Scharfmacher in den USA reagierten mit der gewohnten Kriegstreiberei der vergangenen Monate. Irak habe die Abrüstungsauflagen der Sicherheitsrats »klar verletzt«, sagte UNO-Botschafter John Negroponte. Inspektionen könnten eine Abrüstung nicht gewährleisten. Vor einer Kriegserklärung würden die USA aber die anderen Mitglieder des Rats konsultieren. Außenminister Colin Powell sprach erneut von einem US-amerikanischen Alleingang gegen Irak. Eine zweite UNO-Resolution könne für die USA keine Vorbedingung für einen Irakkrieg sein. »Die Zeit läuft ab«, sagte Powell.
Ein hochrangiger Regierungsvertreter kündigte am Montagabend (Ortszeit) an, Powell werde nächste Woche Beweise dafür vorlegen, dass das irakische Regime mit dem Al-Qaida-Netzwerk Osama bin Ladens zusammengearbeitet habe. Regierungssprecher Ari Fleischer erklärte, Al-Qaida-Häftlinge hätten ausgesagt, dass Irak das Terrornetzwerk im Gebrauch chemischer Waffen unterwiesen habe. So stichfest scheinen die »Beweise«, die die USA zum wiederholten Male vorzulegen ankündigen, jedoch nicht zu sein. Denn Powell wandte sich nicht rundweg gegen die Vorlage eines neuen UNO-Lageberichts aus Irak am 14. Februar.

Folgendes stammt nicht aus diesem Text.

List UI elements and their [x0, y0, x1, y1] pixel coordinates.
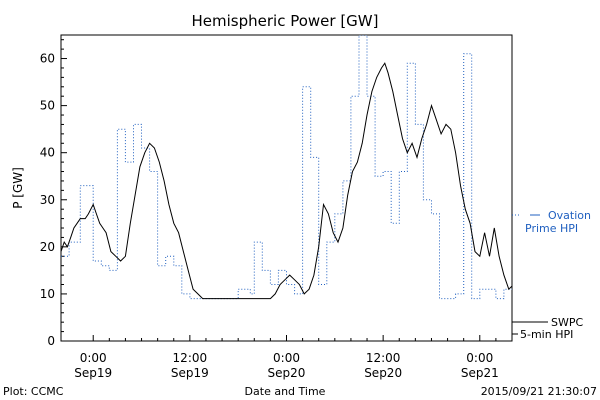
- y-axis-label: P [GW]: [11, 167, 25, 209]
- y-tick-label: 50: [40, 99, 55, 113]
- x-tick-label-date: Sep20: [268, 366, 306, 380]
- x-tick-label-date: Sep20: [364, 366, 402, 380]
- series-line-ovation-prime-hpi: [61, 35, 512, 300]
- plot-timestamp: 2015/09/21 21:30:07: [481, 385, 597, 398]
- x-tick-label-date: Sep19: [171, 366, 209, 380]
- x-axis-label: Date and Time: [245, 385, 326, 398]
- x-tick-label-time: 0:00: [273, 351, 300, 365]
- x-tick-label-time: 0:00: [466, 351, 493, 365]
- legend-swpc-line2: 5-min HPI: [520, 328, 573, 341]
- y-tick-label: 20: [40, 240, 55, 254]
- y-tick-label: 60: [40, 52, 55, 66]
- y-tick-label: 0: [47, 334, 55, 348]
- series-line-swpc-5-min-hpi: [61, 62, 512, 300]
- legend-ovation-line2: Prime HPI: [525, 222, 578, 235]
- plot-frame: [60, 34, 513, 342]
- x-tick-label-date: Sep19: [74, 366, 112, 380]
- x-axis: 0:00Sep1912:00Sep190:00Sep2012:00Sep200:…: [74, 335, 513, 380]
- y-tick-label: 30: [40, 193, 55, 207]
- legend-swpc-line1: SWPC: [551, 316, 583, 329]
- chart-title: Hemispheric Power [GW]: [192, 12, 379, 30]
- y-axis: 0 10 20 30 40 50 60: [40, 39, 67, 348]
- x-tick-label-date: Sep21: [461, 366, 499, 380]
- x-tick-label-time: 12:00: [173, 351, 208, 365]
- y-tick-label: 40: [40, 146, 55, 160]
- legend-ovation-line1: Ovation: [548, 209, 591, 222]
- y-tick-label: 10: [40, 287, 55, 301]
- x-tick-label-time: 0:00: [80, 351, 107, 365]
- plot-credit: Plot: CCMC: [3, 385, 64, 398]
- x-tick-label-time: 12:00: [366, 351, 401, 365]
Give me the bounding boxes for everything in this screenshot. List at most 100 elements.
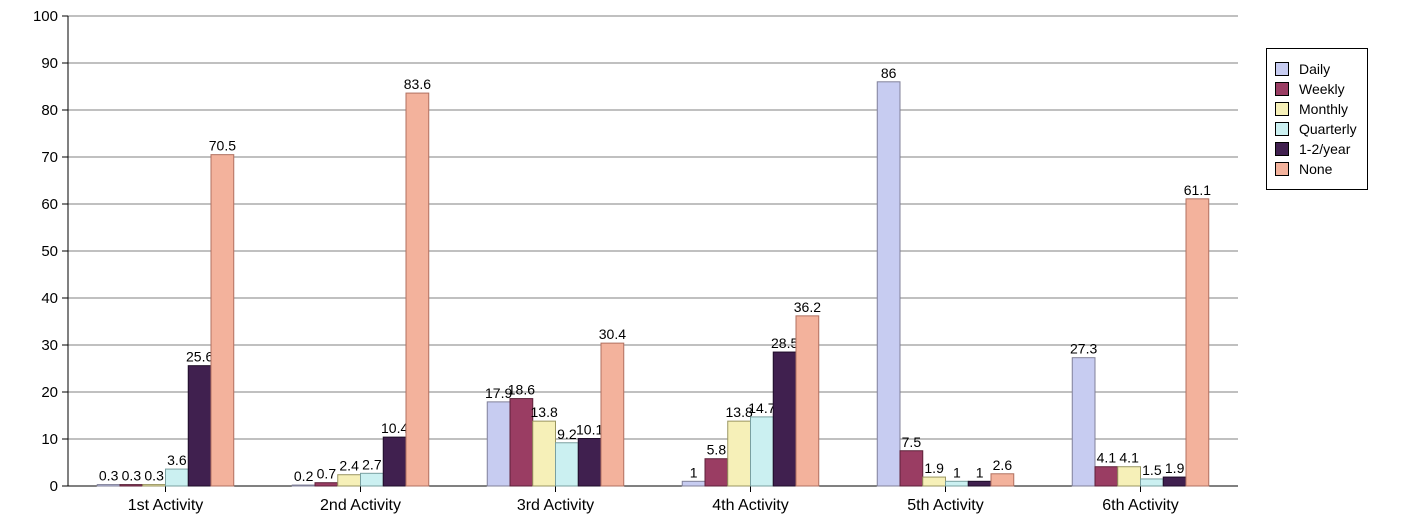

Angesichts der Isolierung, in der sich die Irakpolitik der USA zur Zeit befindet, fällt auch das zweite Element des ursprünglichen Etappenplans der Bush-Regierung ins Wasser. Denn Präsident Bush verzichtete auf die Kriegserklärung gegen Irak, die er ursprünglich in seiner Rede an die Nation zum »State of the Union« am Dienstag (nach Redaktionsschluss - d.R.) verkünden wollte. Zu erwarten war darin neben Erörterungen über die wirtschaftliche Situation dennoch die Warnung vor der »Gefahr«, die der Terrorismus und die »Achse des Bösen« im Allgemeinen sowie Irak im Besonderen für die USA und den Weltfrieden darstellten. Was indes seit Monaten ausbleibt, sind »Beweise« und halbwegs logische Rechtfertigungsgründe für einen Irakkrieg.
In diese Kerbe schlagen auch führende Demokraten. Ihr Fraktionschef im Senat, Tom Daschle, fragte am Montag: »Wenn wir atomare und biologische Waffen beweisen können, weshalb zeigen wir der Welt den Beweis nicht - wie Präsident Kennedy dies vor 40 Jahren machte, als er Adlai Stevenson zur UNO schickte, der der Welt USA-Fotos von Angriffsraketen in Kuba zeigte?« Und Nancy Pelosi, Fraktionschefin im Repräsentantenhaus, forderte: »Wir müssen jedes diplomatische Mittel ausschöpfen, bevor wir unsere Truppen schicken.« In einem Brief an Bush verlangten die beiden führenden Demokraten im Militärausschuss des Repräsentantenhauses, Ike Skelton und John Spratt, die UNO-Waffenkontrollen müssten »so lange weitergehen, wie sie Aussicht auf Erfolg versprechen«.
Der Truppenaufmarsch am Persischen Golf geht unterdessen ununterbrochen weiter. Militärexperten gehen nach wie vor davon aus, dass die USA ab Mitte Februar in der Lage sind, innerhalb kürzester Zeit mit überwältigender Überlegenheit im Alleingang zuzuschlagen.